MARTINA NAVRATILOVA SPEAKS ABOUT HER BREAST CANCER. Laura Newman, thank you Laura, has directed me (and others) to an Eve Harris post taking tennis champ Martina Navratilova to task. (Harris calls her blog "A Healthy Piece of My Mind" but, regrettably, posts infrequently.) The tennis champ's sin was spreading misinformation about BRCA in going public — exclusively on ABC's "Good Morning America" — with her diagnosis. The "double fault" consisted of not explaining that free and low-cost mammograms are available and that the course of the disease is unpredictable.

I didn't see the broadcast, but from Harris's description I gotta say that the chatter struck me as at most what in my convent days would have been called venial — that is, not terribly serious — sins. Navratilova's comments don't appear any more misleading than most celebrity disease disclosures. Especially considering the appalling level of nearly all disease discussion in the media, especially on TV.

Yeah, we should all be aware that the world is full of people without money and resources and help is often available to them. I suspect that Navratilova's life includes few such people, however. That she isn't sensitive to their plight, or knowledgeable about their potential resources, is not particularly amazing. In fact, I would say that this is the point where the interviewer (ABC's Robin Roberts), had she been as well prepped as an interviewer ought to be, could have jumped in and noted that mammograms are available even to those who can't pay. I'm not sure we should expect more from celebrity athletes than we do from celebrity "news" interviewers.

And yeah, women ought to be more aware that a breast cancer diagnosis is not a death sentence. But Navratilova was scared to death and feared that's exactly what would happen. Which is normal, not nuts. We don't know what Navratilova's doc said to her or how other life experiences — and other misinformation promulgated by media — shaped her response to the diagnosis.

But one thing we do know is that, when the bad news happens to you, rationality vanishes into your panic. When my doc phoned to tell me that my mammogram results were suspicious and that we should schedule a biopsy, my frontal cortex pretty much shut down for a few days — and I'm a lot better informed than most women. (And lucky; it was a cyst.)

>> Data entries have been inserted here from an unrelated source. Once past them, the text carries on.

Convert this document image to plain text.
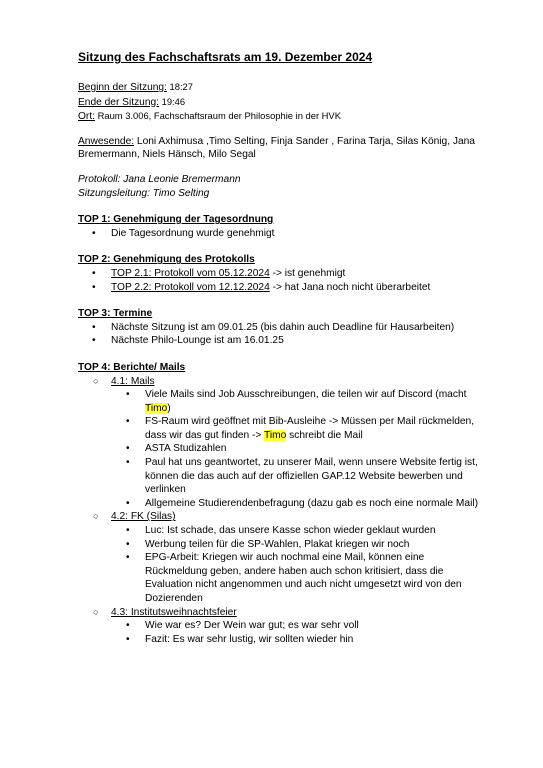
Sitzung des Fachschaftsrats am 19. Dezember 2024
Beginn der Sitzung: 18:27
Ende der Sitzung: 19:46
Ort: Raum 3.006, Fachschaftsraum der Philosophie in der HVK
Anwesende: Loni Axhimusa ,Timo Selting, Finja Sander , Farina Tarja, Silas König, Jana Bremermann, Niels Hänsch, Milo Segal
Protokoll: Jana Leonie Bremermann
Sitzungsleitung: Timo Selting
TOP 1: Genehmigung der Tagesordnung
• Die Tagesordnung wurde genehmigt
TOP 2: Genehmigung des Protokolls
• TOP 2.1: Protokoll vom 05.12.2024 -> ist genehmigt
• TOP 2.2: Protokoll vom 12.12.2024 -> hat Jana noch nicht überarbeitet
TOP 3: Termine
• Nächste Sitzung ist am 09.01.25 (bis dahin auch Deadline für Hausarbeiten)
• Nächste Philo-Lounge ist am 16.01.25
TOP 4: Berichte/ Mails
○ 4.1: Mails
• Viele Mails sind Job Ausschreibungen, die teilen wir auf Discord (macht
Timo)
• FS-Raum wird geöffnet mit Bib-Ausleihe -> Müssen per Mail rückmelden,
dass wir das gut finden -> Timo schreibt die Mail
• ASTA Studizahlen
• Paul hat uns geantwortet, zu unserer Mail, wenn unsere Website fertig ist,
können die das auch auf der offiziellen GAP.12 Website bewerben und
verlinken
• Allgemeine Studierendenbefragung (dazu gab es noch eine normale Mail)
○ 4.2: FK (Silas)
• Luc: Ist schade, das unsere Kasse schon wieder geklaut wurden
• Werbung teilen für die SP-Wahlen, Plakat kriegen wir noch
• EPG-Arbeit: Kriegen wir auch nochmal eine Mail, können eine
Rückmeldung geben, andere haben auch schon kritisiert, dass die
Evaluation nicht angenommen und auch nicht umgesetzt wird von den
Dozierenden
○ 4.3: Institutsweihnachtsfeier
• Wie war es? Der Wein war gut; es war sehr voll
• Fazit: Es war sehr lustig, wir sollten wieder hin
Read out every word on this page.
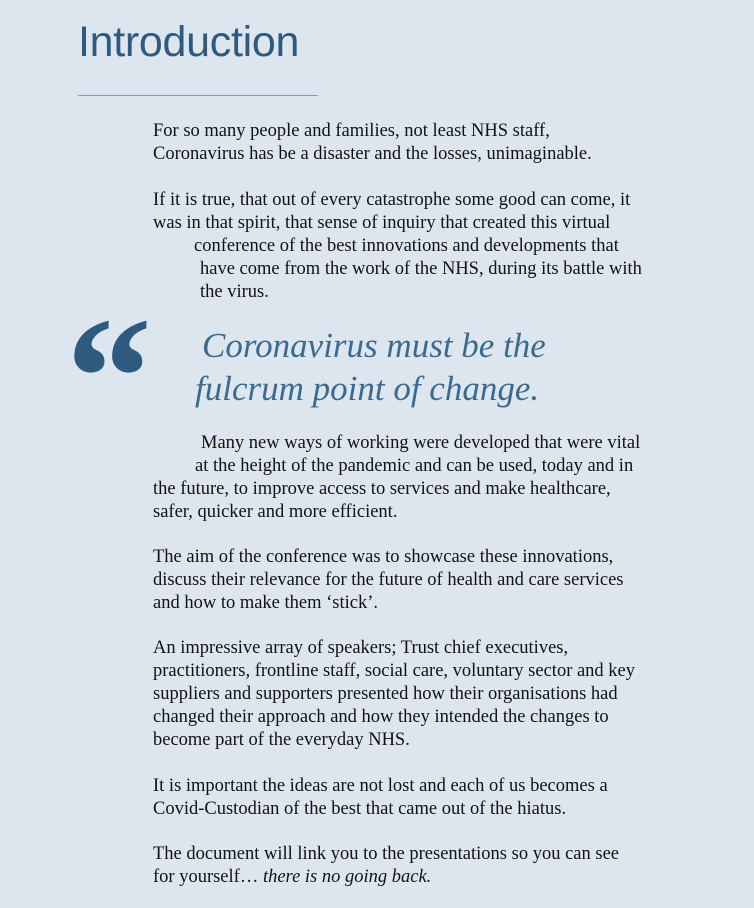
Introduction

For so many people and families, not least NHS staff,
Coronavirus has be a disaster and the losses, unimaginable.

If it is true, that out of every catastrophe some good can come, it
was in that spirit, that sense of inquiry that created this virtual
conference of the best innovations and developments that
have come from the work of the NHS, during its battle with
the virus.

“ Coronavirus must be the
fulcrum point of change.

Many new ways of working were developed that were vital
at the height of the pandemic and can be used, today and in
the future, to improve access to services and make healthcare,
safer, quicker and more efficient.

The aim of the conference was to showcase these innovations,
discuss their relevance for the future of health and care services
and how to make them ‘stick’.

An impressive array of speakers; Trust chief executives,
practitioners, frontline staff, social care, voluntary sector and key
suppliers and supporters presented how their organisations had
changed their approach and how they intended the changes to
become part of the everyday NHS.

It is important the ideas are not lost and each of us becomes a
Covid-Custodian of the best that came out of the hiatus.

The document will link you to the presentations so you can see
for yourself… there is no going back.
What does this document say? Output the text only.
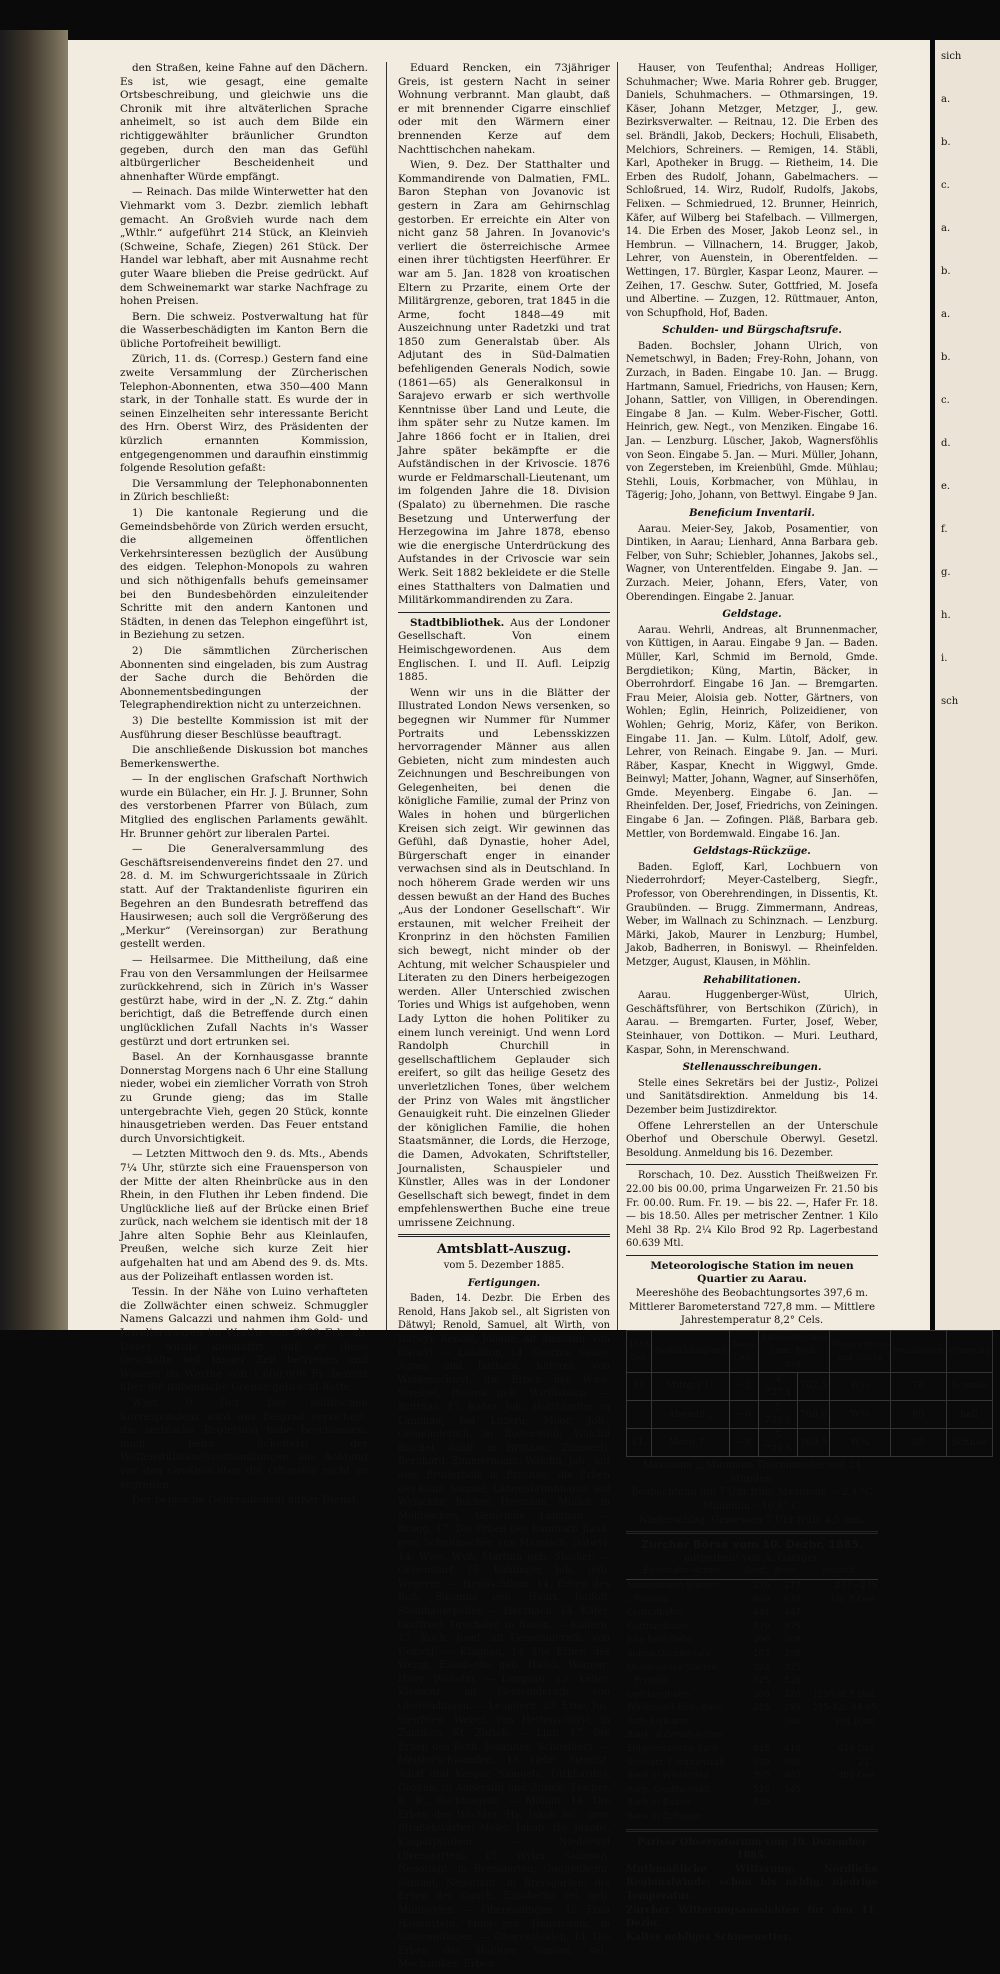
den Straßen, keine Fahne auf den Dächern. Es ist, wie gesagt, eine gemalte Ortsbeschreibung, und gleichwie uns die Chronik mit ihre altväterlichen Sprache anheimelt, so ist auch dem Bilde ein richtiggewählter bräunlicher Grundton gegeben, durch den man das Gefühl altbürgerlicher Bescheidenheit und ahnenhafter Würde empfängt.

— Reinach. Das milde Winterwetter hat den Viehmarkt vom 3. Dezbr. ziemlich lebhaft gemacht. An Großvieh wurde nach dem „Wthlr.“ aufgeführt 214 Stück, an Kleinvieh (Schweine, Schafe, Ziegen) 261 Stück. Der Handel war lebhaft, aber mit Ausnahme recht guter Waare blieben die Preise gedrückt. Auf dem Schweinemarkt war starke Nachfrage zu hohen Preisen.

Bern. Die schweiz. Postverwaltung hat für die Wasserbeschädigten im Kanton Bern die übliche Portofreiheit bewilligt.

Zürich, 11. ds. (Corresp.) Gestern fand eine zweite Versammlung der Zürcherischen Telephon-Abonnenten, etwa 350—400 Mann stark, in der Tonhalle statt. Es wurde der in seinen Einzelheiten sehr interessante Bericht des Hrn. Oberst Wirz, des Präsidenten der kürzlich ernannten Kommission, entgegengenommen und daraufhin einstimmig folgende Resolution gefaßt:

Die Versammlung der Telephonabonnenten in Zürich beschließt:

1) Die kantonale Regierung und die Gemeindsbehörde von Zürich werden ersucht, die allgemeinen öffentlichen Verkehrsinteressen bezüglich der Ausübung des eidgen. Telephon-Monopols zu wahren und sich nöthigenfalls behufs gemeinsamer bei den Bundesbehörden einzuleitender Schritte mit den andern Kantonen und Städten, in denen das Telephon eingeführt ist, in Beziehung zu setzen.

2) Die sämmtlichen Zürcherischen Abonnenten sind eingeladen, bis zum Austrag der Sache durch die Behörden die Abonnementsbedingungen der Telegraphendirektion nicht zu unterzeichnen.

3) Die bestellte Kommission ist mit der Ausführung dieser Beschlüsse beauftragt.

Die anschließende Diskussion bot manches Bemerkenswerthe.

— In der englischen Grafschaft Northwich wurde ein Bülacher, ein Hr. J. J. Brunner, Sohn des verstorbenen Pfarrer von Bülach, zum Mitglied des englischen Parlaments gewählt. Hr. Brunner gehört zur liberalen Partei.

— Die Generalversammlung des Geschäftsreisendenvereins findet den 27. und 28. d. M. im Schwurgerichtssaale in Zürich statt. Auf der Traktandenliste figuriren ein Begehren an den Bundesrath betreffend das Hausirwesen; auch soll die Vergrößerung des „Merkur“ (Vereinsorgan) zur Berathung gestellt werden.

— Heilsarmee. Die Mittheilung, daß eine Frau von den Versammlungen der Heilsarmee zurückkehrend, sich in Zürich in's Wasser gestürzt habe, wird in der „N. Z. Ztg.“ dahin berichtigt, daß die Betreffende durch einen unglücklichen Zufall Nachts in's Wasser gestürzt und dort ertrunken sei.

Basel. An der Kornhausgasse brannte Donnerstag Morgens nach 6 Uhr eine Stallung nieder, wobei ein ziemlicher Vorrath von Stroh zu Grunde gieng; das im Stalle untergebrachte Vieh, gegen 20 Stück, konnte hinausgetrieben werden. Das Feuer entstand durch Unvorsichtigkeit.

— Letzten Mittwoch den 9. ds. Mts., Abends 7¼ Uhr, stürzte sich eine Frauensperson von der Mitte der alten Rheinbrücke aus in den Rhein, in den Fluthen ihr Leben findend. Die Unglückliche ließ auf der Brücke einen Brief zurück, nach welchem sie identisch mit der 18 Jahre alten Sophie Behr aus Kleinlaufen, Preußen, welche sich kurze Zeit hier aufgehalten hat und am Abend des 9. ds. Mts. aus der Polizeihaft entlassen worden ist.

Tessin. In der Nähe von Luino verhafteten die Zollwächter einen schweiz. Schmuggler Namens Galcazzi und nahmen ihm Gold- und Juwelierwaaren im Werthe von 9000 Frk. ab. Dabei wurde konstatirt, daß er diese Geschäfte seit langer Zeit betrieben und Waaren im Werthe von 1,600,000 Fr. bereits über die italienische Grenze gebracht hatte.

Wien, 9. Dez. Der politischen Korrespondenz wird aus Belgrad versichert, die serbische Regierung habe beschlossen, auch beim Scheitern der Waffenstillstandsverhandlungen aus Achtung vor den Großmächten die Offensive nicht zu ergreifen.

Der belgische Generalkonsul außer Dienst

Eduard Rencken, ein 73jähriger Greis, ist gestern Nacht in seiner Wohnung verbrannt. Man glaubt, daß er mit brennender Cigarre einschlief oder mit den Wärmern einer brennenden Kerze auf dem Nachttischchen nahekam.

Wien, 9. Dez. Der Statthalter und Kommandirende von Dalmatien, FML. Baron Stephan von Jovanovic ist gestern in Zara am Gehirnschlag gestorben. Er erreichte ein Alter von nicht ganz 58 Jahren. In Jovanovic's verliert die österreichische Armee einen ihrer tüchtigsten Heerführer. Er war am 5. Jan. 1828 von kroatischen Eltern zu Przarite, einem Orte der Militärgrenze, geboren, trat 1845 in die Arme, focht 1848—49 mit Auszeichnung unter Radetzki und trat 1850 zum Generalstab über. Als Adjutant des in Süd-Dalmatien befehligenden Generals Nodich, sowie (1861—65) als Generalkonsul in Sarajevo erwarb er sich werthvolle Kenntnisse über Land und Leute, die ihm später sehr zu Nutze kamen. Im Jahre 1866 focht er in Italien, drei Jahre später bekämpfte er die Aufständischen in der Krivoscie. 1876 wurde er Feldmarschall-Lieutenant, um im folgenden Jahre die 18. Division (Spalato) zu übernehmen. Die rasche Besetzung und Unterwerfung der Herzegowina im Jahre 1878, ebenso wie die energische Unterdrückung des Aufstandes in der Crivoscie war sein Werk. Seit 1882 bekleidete er die Stelle eines Statthalters von Dalmatien und Militärkommandirenden zu Zara.

Stadtbibliothek. Aus der Londoner Gesellschaft. Von einem Heimischgewordenen. Aus dem Englischen. I. und II. Aufl. Leipzig 1885.

Wenn wir uns in die Blätter der Illustrated London News versenken, so begegnen wir Nummer für Nummer Portraits und Lebensskizzen hervorragender Männer aus allen Gebieten, nicht zum mindesten auch Zeichnungen und Beschreibungen von Gelegenheiten, bei denen die königliche Familie, zumal der Prinz von Wales in hohen und bürgerlichen Kreisen sich zeigt. Wir gewinnen das Gefühl, daß Dynastie, hoher Adel, Bürgerschaft enger in einander verwachsen sind als in Deutschland. In noch höherem Grade werden wir uns dessen bewußt an der Hand des Buches „Aus der Londoner Gesellschaft“. Wir erstaunen, mit welcher Freiheit der Kronprinz in den höchsten Familien sich bewegt, nicht minder ob der Achtung, mit welcher Schauspieler und Literaten zu den Diners herbeigezogen werden. Aller Unterschied zwischen Tories und Whigs ist aufgehoben, wenn Lady Lytton die hohen Politiker zu einem lunch vereinigt. Und wenn Lord Randolph Churchill in gesellschaftlichem Geplauder sich ereifert, so gilt das heilige Gesetz des unverletzlichen Tones, über welchem der Prinz von Wales mit ängstlicher Genauigkeit ruht. Die einzelnen Glieder der königlichen Familie, die hohen Staatsmänner, die Lords, die Herzoge, die Damen, Advokaten, Schriftsteller, Journalisten, Schauspieler und Künstler, Alles was in der Londoner Gesellschaft sich bewegt, findet in dem empfehlenswerthen Buche eine treue umrissene Zeichnung.

Amtsblatt-Auszug.
vom 5. Dezember 1885.
Fertigungen.

Baden, 14. Dezbr. Die Erben des Renold, Hans Jakob sel., alt Sigristen von Dätwyl; Renold, Samuel, alt Wirth, von Dätwyl; Renold, Johann, alt Ammann, von Dätwyl. — Lüblikon, 14. Geschw. Seiler, Agnes und Barbara, Käferes, von Wohlenschwyl; die Erben der Wwe. Streibel, Helena geb. Wirtlisbach. — Brittnau, 17. Räber, Joh., Holzhändler, in Langnau, bei Luzern; Moor, Joh., Gemeinderath, in Bodenwald; Wälchli Bischel, Adolf, in Brittnau; Zimmerli, Bernhard, Zimmermann; Wälchli, Joh., auf dem Bruderhöfli in Brittnau; die Erben des Kunz, Samuel, Längenbrunnhards, auf Wylacker; Bucher, Hermann, Müller, in Mehlsecken, Gemeinde Langnau. — Brugg, 17. Die Erben des Dambach Jlaak, gew. Schuhmacher, von Mandach; Dätwyl, 14. Wwe. Wyß, Martina geb. Stocker. — Gebenstorf, 15. Baldinger, Joh., geb. Wegerer. — Hendschiken, 14. Erben des Boß, Susanna geb. Hauri, Rudolf, Steinhauerpolier. — Herznach, 14. Käfer, Gottfried, Drechsler, in Baden. — Kallern, 15. Koch, Josef, alt Gemeinderath, von Uezwyl. — Kingnau, 14. Die Erben des Wengi, Elisabetha geb. Häfeli, Wagner; Hauy, Wilhelm. — Lengnau, 13. Keller, Klemenz, alt Gemeinderath, von Oberendingen. — Leuggern, 13. Erne, Jos. Siegfried, Weber, von Hettenschwyl, in Zumikon, Kt. Zürich. — Linn, 17. Die Erben des Roth, Johannes, Schneiders. — Meisterschwanden, 13 Gebr. Siegrist, Adolf und Kaspar, Samuels, Turkhardes, Großen, in Außersihl und Zürich; Fischer, K. R., Rechtsagent. — Möhlin, 14. Die Erben des Wächter, Hs. Jakob sel., gew. Straßenwärter; Meier, Jakob, Hs. Jakobs, Kasparjakoben. — Niederwyl (Bremgarten), 15. Wyler, Salomon, Negotiant, in Bremgarten; Guggenheim, Samuel, Negotiant, in Bremgarten; die Erben der Gauch, Elisabetha sel. geb. Muntwyler. — Oberendingen, 15 Frau Hauenstein, Mina geb. Hauenstein, in Unterendingen. — Oberentfelden, 14. Die Erben des Holliger, Samuel, sel., Mechaniker; Erben

Hauser, von Teufenthal; Andreas Holliger, Schuhmacher; Wwe. Maria Rohrer geb. Brugger, Daniels, Schuhmachers. — Othmarsingen, 19. Käser, Johann Metzger, Metzger, J., gew. Bezirksverwalter. — Reitnau, 12. Die Erben des sel. Brändli, Jakob, Deckers; Hochuli, Elisabeth, Melchiors, Schreiners. — Remigen, 14. Stäbli, Karl, Apotheker in Brugg. — Rietheim, 14. Die Erben des Rudolf, Johann, Gabelmachers. — Schloßrued, 14. Wirz, Rudolf, Rudolfs, Jakobs, Felixen. — Schmiedrued, 12. Brunner, Heinrich, Käfer, auf Wilberg bei Stafelbach. — Villmergen, 14. Die Erben des Moser, Jakob Leonz sel., in Hembrun. — Villnachern, 14. Brugger, Jakob, Lehrer, von Auenstein, in Oberentfelden. — Wettingen, 17. Bürgler, Kaspar Leonz, Maurer. — Zeihen, 17. Geschw. Suter, Gottfried, M. Josefa und Albertine. — Zuzgen, 12. Rüttmauer, Anton, von Schupfhold, Hof, Baden.

Schulden- und Bürgschaftsrufe.

Baden. Bochsler, Johann Ulrich, von Nemetschwyl, in Baden; Frey-Rohn, Johann, von Zurzach, in Baden. Eingabe 10. Jan. — Brugg. Hartmann, Samuel, Friedrichs, von Hausen; Kern, Johann, Sattler, von Villigen, in Oberendingen. Eingabe 8 Jan. — Kulm. Weber-Fischer, Gottl. Heinrich, gew. Negt., von Menziken. Eingabe 16. Jan. — Lenzburg. Lüscher, Jakob, Wagnersföhlis von Seon. Eingabe 5. Jan. — Muri. Müller, Johann, von Zegersteben, im Kreienbühl, Gmde. Mühlau; Stehli, Louis, Korbmacher, von Mühlau, in Tägerig; Joho, Johann, von Bettwyl. Eingabe 9 Jan.

Beneficium Inventarii.

Aarau. Meier-Sey, Jakob, Posamentier, von Dintiken, in Aarau; Lienhard, Anna Barbara geb. Felber, von Suhr; Schiebler, Johannes, Jakobs sel., Wagner, von Unterentfelden. Eingabe 9. Jan. — Zurzach. Meier, Johann, Efers, Vater, von Oberendingen. Eingabe 2. Januar.

Geldstage.

Aarau. Wehrli, Andreas, alt Brunnenmacher, von Küttigen, in Aarau. Eingabe 9 Jan. — Baden. Müller, Karl, Schmid im Bernold, Gmde. Bergdietikon; Küng, Martin, Bäcker, in Oberrohrdorf. Eingabe 16 Jan. — Bremgarten. Frau Meier, Aloisia geb. Notter, Gärtners, von Wohlen; Eglin, Heinrich, Polizeidiener, von Wohlen; Gehrig, Moriz, Käfer, von Berikon. Eingabe 11. Jan. — Kulm. Lütolf, Adolf, gew. Lehrer, von Reinach. Eingabe 9. Jan. — Muri. Räber, Kaspar, Knecht in Wiggwyl, Gmde. Beinwyl; Matter, Johann, Wagner, auf Sinserhöfen, Gmde. Meyenberg. Eingabe 6. Jan. — Rheinfelden. Der, Josef, Friedrichs, von Zeiningen. Eingabe 6 Jan. — Zofingen. Pläß, Barbara geb. Mettler, von Bordemwald. Eingabe 16. Jan.

Geldstags-Rückzüge.

Baden. Egloff, Karl, Lochbuern von Niederrohrdorf; Meyer-Castelberg, Siegfr., Professor, von Oberehrendingen, in Dissentis, Kt. Graubünden. — Brugg. Zimmermann, Andreas, Weber, im Wallnach zu Schinznach. — Lenzburg. Märki, Jakob, Maurer in Lenzburg; Humbel, Jakob, Badherren, in Boniswyl. — Rheinfelden. Metzger, August, Klausen, in Möhlin.

Rehabilitationen.

Aarau. Huggenberger-Wüst, Ulrich, Geschäftsführer, von Bertschikon (Zürich), in Aarau. — Bremgarten. Furter, Josef, Weber, Steinhauer, von Dottikon. — Muri. Leuthard, Kaspar, Sohn, in Merenschwand.

Stellenausschreibungen.

Stelle eines Sekretärs bei der Justiz-, Polizei und Sanitätsdirektion. Anmeldung bis 14. Dezember beim Justizdirektor.

Offene Lehrerstellen an der Unterschule Oberhof und Oberschule Oberwyl. Gesetzl. Besoldung. Anmeldung bis 16. Dezember.

Rorschach, 10. Dez. Ausstich Theißweizen Fr. 22.00 bis 00.00, prima Ungarweizen Fr. 21.50 bis Fr. 00.00. Rum. Fr. 19. — bis 22. —, Hafer Fr. 18. — bis 18.50. Alles per metrischer Zentner. 1 Kilo Mehl 38 Rp. 2¼ Kilo Brod 92 Rp. Lagerbestand 60.639 Mtl.

Meteorologische Station im neuen Quartier zu Aarau.
Meereshöhe des Beobachtungsortes 397,6 m.
Mittlerer Barometerstand 727,8 mm. — Mittlere Jahrestemperatur 8,2° Cels.
1885 Dez.	Beobachtungszeit	Temp. Cels.	Barometerstand i.mm. Beob. Red.		Windrichtung und Stärke	Feuchtigkeit	Witterung
10	Mittg.1 U.	−2	4 727,1	762,5	W¼	76	Schnee
	Abend9 „	−6	5 732,6	768,0	W¼	80	hell
11.	Morg.7 „	−8	5 733,5	769,3	W¼	85	Schnee
Maximum △ Minimum Thermometer seit 24 Stunden.
Beobachtung um 7 Uhr früh: Maximum − 2,4 °C
Minimum −10,8° C.
Niederschlag. Gemessen 7 Uhr früh: 4,5 mm.
Zürcher Börse vom 10. Dezbr. 1885.
mitgetheilt von A. Gamper.
Eisenbahn-Actien.	Geld.	Brief.	bezahlt.
Nordostbahn Stamm	276	277	277—279
„ Priorität	660	670	[dt. 5 Dez.
Centralbahn	441	447	
Gotthardbahn	570	575	
Jura-Bern-Bahn	206	208	
Suisse Occidentale	107	108	
Union-suisse Stamm	324	325	
„ Priorität	525	528	
Uetlibergbahn	200	220	[290 dt.5 Dez.
Wädenswil-Eins.-Bahn	285	295	285-82c-88-85
Arth-Rigibahn		300	101 [Dez.
Bank- & Credit-Actien.			
Eidgenössische Bank	415	418	418 Dez.
Schweiz. Creditanstalt	680	690	21 „
Bank in Winterthur	395	403	400 Dez.
Aarg. Creditanstalt	520	545	
Bank in Baden	550		
Bank in Zofingen			
Pariser Observatorium vom 10. Dezember 1885.
Muthmaßliche Witterung: Nördliche Regionalwinde; schön bis neblig; niedrige Temperatur.
Zürcher Witterungsaussichten für den 11. Dezbr.
Kaltes nebliges Schneewetter.
sich
a.
b.
c.
a.
b.
a.
b.
c.
d.
e.
f.
g.
h.
i.
sch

This was the time for well-prepped Robin Roberts to put her oar in again, uttering soothing statistics and speaking in measured tones about diagnostic uncertainties. Yes, the tennis great is less than great as a BRCA expert. I regret that, but I'm not convinced that breast cancer expertise is part of her job description. The person who should be spanked is the "news" interviewer who didn't take seriously her job description: presenter of factual information, dispeller of misinformation. Who didn't do her homework.

SPEAKING OF INFORMATION, CHECK OUT MOBILE MEDICINE APPS FOR iDEVICES. The SciAm blog Observations has a short piece by Katherine Harmon describing medical applications for the iPhone. (Turns out there's even a web site devoted to them, iMedicalapps. Oddly, it contains an April 12 article that would seem to be working against the site's commercial interests. The piece points out that medical apps may be Not a Good Thing because they can turn patients into healthcare consumers.)

There are now an amazing 2K or so medical iApps, some of which apparently work on other smartphones as well. Some apps are aimed only at docs or researchers, but others are intended for people with specific diseases. To say nothing of hypochondriacs.

Also science writers. One app that looks indispensible is a mobile version of PubMed that, in addition to literature searches, will summon full-text PDFs and take you to full text at journals where you have access. There's an app that pinpoints disease outbreaks too, and self-help apps potentially useful for writing aimed at consumer audiences. During leisure breaks one can consult an app that finds legal local marijuana dispensaries. For medicinal purposes only, of course.

A lot of the apps will work on the iPod Touch too, but apparently developers must do more tweaking to adapt many to the new iPad. The blogpost includes a Nature video describing that journal's Top Ten list of iPhone med apps.